Résidence Teringstein, verbeterde Termorshuizen hem. Zijn emotionele verwarring had weer plaatsgemaakt voor koelte en doelgerichtheid. Al luisterend naar het verhaal - waarin naast menige link ook uitdrukkingen als on the spot voorkwamen - was de jongeman in zijn ogen van vervaarlijke ontluisteraar ineengeschrompeld tot jongste verslaggever. Termorshuizen had het heft weer stevig in handen. Met dat overijverige soort wist hij wel raad.
Hij begon hem meteen, vol geleend vuur, te vertellen hoe hij, als eigenaar en exploitant van deze residentie, waar huurders nog koninklijke gasten waren, eigenhandig een binnengezwel met wortel en tak had uitgeroeid. Hoe hij, bezorgd om de reputatie van dit paradijselijke oord voor de happy few, van deze voor iedereen betaalbare droom, had ingegrepen in een maatschappelijk ongewenst verschijnsel. Met gevaar voor eigen leven had hij de onverlaten er uitgeranseld. Want Teringstein stond voor rust. Teringstein stond voor orde. Daar moest de jongeman maar eens een flink artikel over schrijven. Dat er nog zulke thuishavens bestonden. Dat er nog huisbazen waren - gastheren, verbeterde Termorshuizen zich zelf snel - die moderniteiten als gijzelingen en minderheden binnen hun muren niet tolereerden. Zo iets mocht wel eens met grote letters in de krant.
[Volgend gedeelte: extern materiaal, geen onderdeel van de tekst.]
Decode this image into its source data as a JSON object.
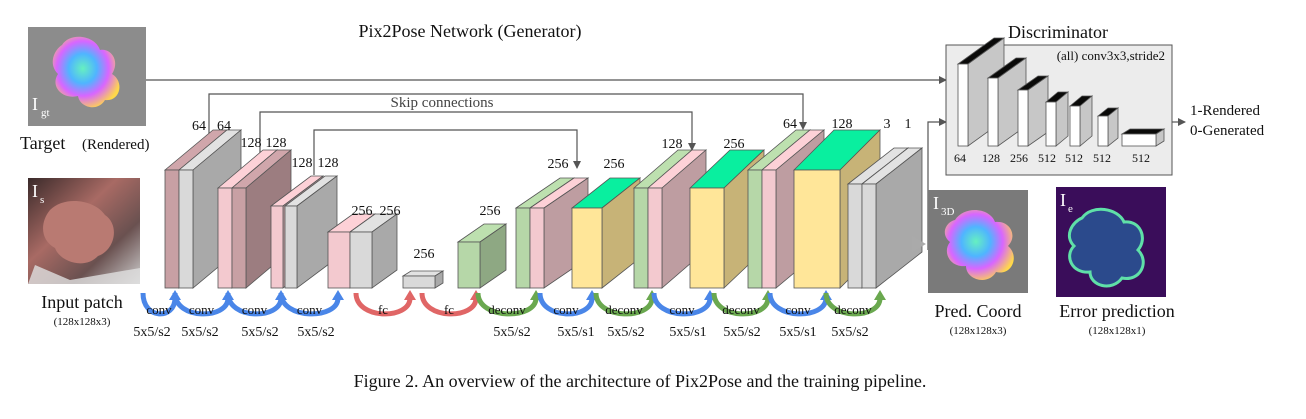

Al pratend had hij de jongeman meegeloodst naar zijn bureau. Daar deed hij - een Termorshuizen denkt altijd twee tellen vooruit - de advertentie in een enveloppe en duwde die in zijn handen. Als de jongeman toch terug naar de krant holde, kon hij die meteen mooi meenemen. Nu had hij weer voor het welzijn van zijn gasten te zorgen. Hij schoof de journalist beleefd de gang op en sloot de deur.
Termorshuizen glimlachte. Hij had het weer voor elkaar. Hij zou nu niet alleen een schitterend verhaal in de krant krijgen, maar hij had ook op listige wijze gezorgd voor een ijlpost zonder frankeringskosten. Hij was benieuwd naar de reacties die het lovende artikel, in combinatie met zijn advertentie, zou opleveren. Het zou ongetwijfeld storm lopen. Tegen zo'n promotie-bombardement was geen woningzoekende bestand.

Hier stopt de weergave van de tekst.